Denisa Tova, a certified financial planner and certified financial divorce practitioner, said about half her new clients who have not chosen an attorney will choose the collaborative model or other non-adversarial conflict resolution.
Mike Spangle, associate professor of communications at Regis University, has taught classes in mediation and negotiation for 17 years. Although the courts do not keep statistics showing the number of collaborative versus litigation divorces, Spangle said, the trend is toward collaborative divorce.
"It's taken off on both coasts," he said. "Colorado is the caboose in the national trend. People who use alternative dispute resolution have a far-higher degree of satisfaction with the outcome than those who go to court."
Tova said her role in the collaborative model is to be financially neutral.
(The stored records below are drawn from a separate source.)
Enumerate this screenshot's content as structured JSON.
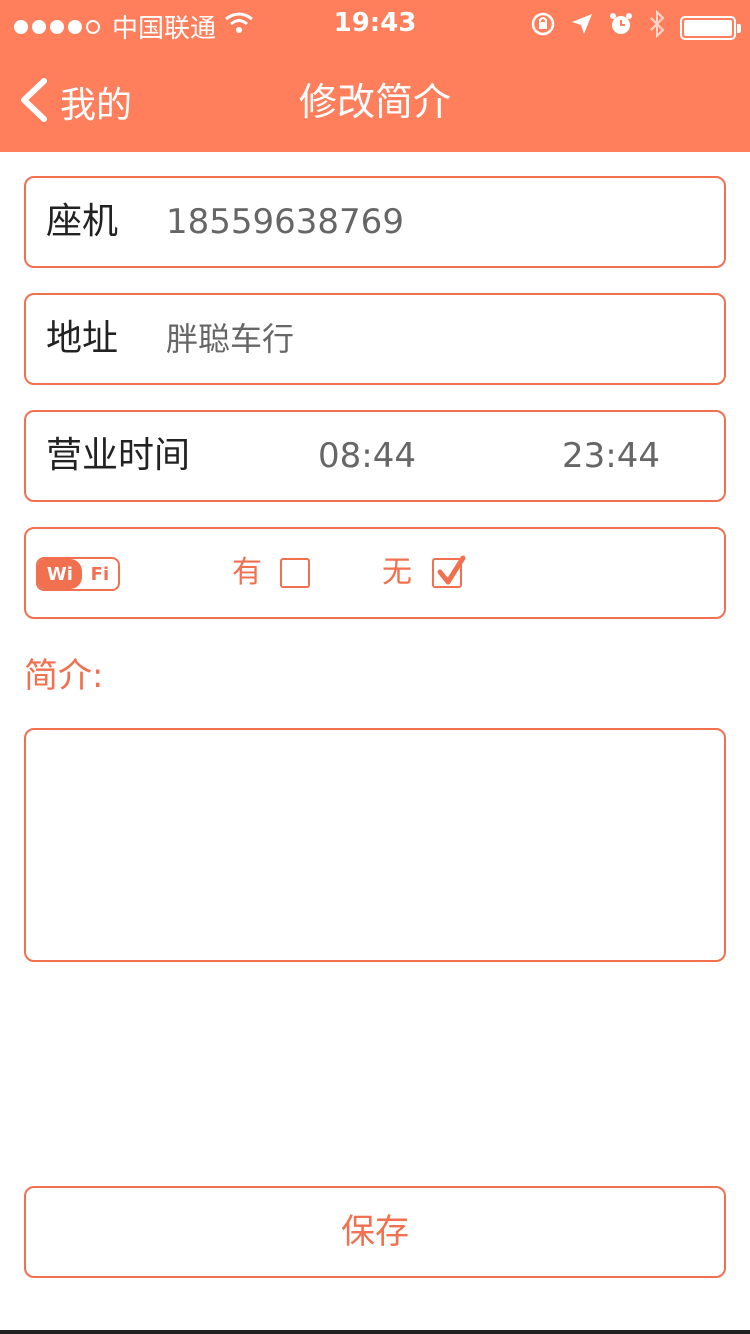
{
  "status_bar": {
    "carrier": "中国联通",
    "time": "19:43"
  },
  "nav": {
    "back_label": "我的",
    "title": "修改简介"
  },
  "form": {
    "phone": {
      "label": "座机",
      "value": "18559638769"
    },
    "address": {
      "label": "地址",
      "value": "胖聪车行"
    },
    "hours": {
      "label": "营业时间",
      "start": "08:44",
      "end": "23:44"
    },
    "wifi": {
      "badge_left": "Wi",
      "badge_right": "Fi",
      "yes_label": "有",
      "no_label": "无",
      "yes_checked": false,
      "no_checked": true
    },
    "intro": {
      "label": "简介:",
      "value": ""
    }
  },
  "actions": {
    "save_label": "保存"
  },
  "colors": {
    "accent": "#FF7F5D",
    "border": "#F07050"
  }
}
"I facilitate. I educate. I empower -- and they come to their own acceptable outcomes," she said. "The key to everything is that it is their process. The professionals are guardians of the process, but the clients are guardians of the outcome."
Tova said the process is needs-based, and gets couples thinking about their goals for the future.
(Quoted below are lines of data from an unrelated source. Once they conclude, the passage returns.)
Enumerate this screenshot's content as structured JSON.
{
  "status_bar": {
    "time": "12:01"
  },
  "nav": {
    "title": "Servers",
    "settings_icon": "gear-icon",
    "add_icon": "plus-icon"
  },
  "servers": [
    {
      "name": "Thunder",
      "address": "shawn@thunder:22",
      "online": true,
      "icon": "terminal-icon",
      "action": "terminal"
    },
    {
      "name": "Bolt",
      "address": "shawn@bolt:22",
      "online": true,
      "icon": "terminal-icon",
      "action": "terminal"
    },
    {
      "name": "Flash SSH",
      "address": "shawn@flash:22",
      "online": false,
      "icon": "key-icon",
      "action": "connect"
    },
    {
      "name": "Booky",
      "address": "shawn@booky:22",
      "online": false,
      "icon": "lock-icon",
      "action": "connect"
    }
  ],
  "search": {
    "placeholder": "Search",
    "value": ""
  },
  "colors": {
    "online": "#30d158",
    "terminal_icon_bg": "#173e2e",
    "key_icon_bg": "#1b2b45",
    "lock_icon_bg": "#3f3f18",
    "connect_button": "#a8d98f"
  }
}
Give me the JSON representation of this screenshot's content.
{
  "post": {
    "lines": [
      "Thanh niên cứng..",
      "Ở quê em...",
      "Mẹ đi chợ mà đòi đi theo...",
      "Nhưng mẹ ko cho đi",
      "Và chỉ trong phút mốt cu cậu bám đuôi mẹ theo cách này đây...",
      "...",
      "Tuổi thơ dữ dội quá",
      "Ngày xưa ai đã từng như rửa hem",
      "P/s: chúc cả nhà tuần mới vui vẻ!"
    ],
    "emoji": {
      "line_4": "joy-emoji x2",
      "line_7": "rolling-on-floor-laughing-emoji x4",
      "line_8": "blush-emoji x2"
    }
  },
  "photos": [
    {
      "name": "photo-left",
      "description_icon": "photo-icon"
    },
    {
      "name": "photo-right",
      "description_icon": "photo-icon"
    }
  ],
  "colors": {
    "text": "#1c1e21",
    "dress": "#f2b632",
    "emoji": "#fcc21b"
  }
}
"I level out the playing field, by bringing the less financially knowledgeable spouse up to speed on financial matters," Tova said. "In the end, the less financially knowledgeable spouse is equipped to better manage her finances post-divorce."
To qualify for membership in Pikes Peak Collaborative Law Association or Colorado Collaborative Law Professionals, professionals must undergo training. Level I is a one-day module that teaches attorneys, financial advisers and mental health practitioners about the process of collaboration.
Instruction focuses on the process of communication and how to screen clients to determine if they're a match for the collaborative model. Professionals are urged to join a practice group to receive mentorship and do case reviews.
Level II is a two-day conference, which focuses on communicating in a non-adversarial manner. Training includes role playing, studying new developments in the law and how it impacts collaborative models, and learning how to put together a successful practice group.
Lisa M. Dailey has been practicing law since 1988 and specializes in family law.
She was one of several local attorneys who formed Pikes Peak Collaborative Law Association, and since 2000 she has completed about 100 collaborative cases.
"Lawyers are keepers of the process," she said. "We educate parties about the legal aspects of dispute-resolution divorce and articulate their interests when we draft the legal documents."
The collaborative model provides an opportunity for less- adversarial problem solving and allows people to maintain a relationship post-divorce. Spouses have considerable control over the process and final outcome, deciding what is important to them and which options fit their goals.
"People really understand what they are doing and how their choices will affect them and their children, 10-15 years down the road," Daily said. "It's obviously an advantage to everyone for ex- spouses to be able to stand side by side at their daughter's graduation or their son's wedding, instead of having their bitterness trickle down to their children."
But the system doesn't work for every situation or for all couples.
"The collaborative model may not be appropriate for cases involving a history of family violence, mental health issues, severe substance abuse or a history of mistrust," Dailey said.
The dispute resolution model creates a collaborative team that agrees to work together without litigation. Instead of dueling experts, the couple chooses one financial neutral. And if the couple opts for litigation, they must each choose new attorneys, Dailey said.
"Divorce is not a good economic option. To the extent that couples can get on the same page as to how to divide assets, it will benefit all involved," Dailey said. "Collaborative divorce provides a dignified and respectful way to address the issues of divorce and avoid the stigma of failure."
Tova said that collaborative divorce is a disciplined process that begins with information gathering. The speed of the process is dictated by the parties and what they're comfortable with.
"Couples have to agree to communicate openly and not withhold information," she said. "Neutrality builds trust and alleviates impasse. The couple and the team of professionals they hire all commit to attempt to resolve the divorce out of court."
Collaborative divorce often is less expensive, but the cost depends on the level of conflict. And while it isn't the only option for couples seeking to sever their relationships, it is one that seems to be catching on.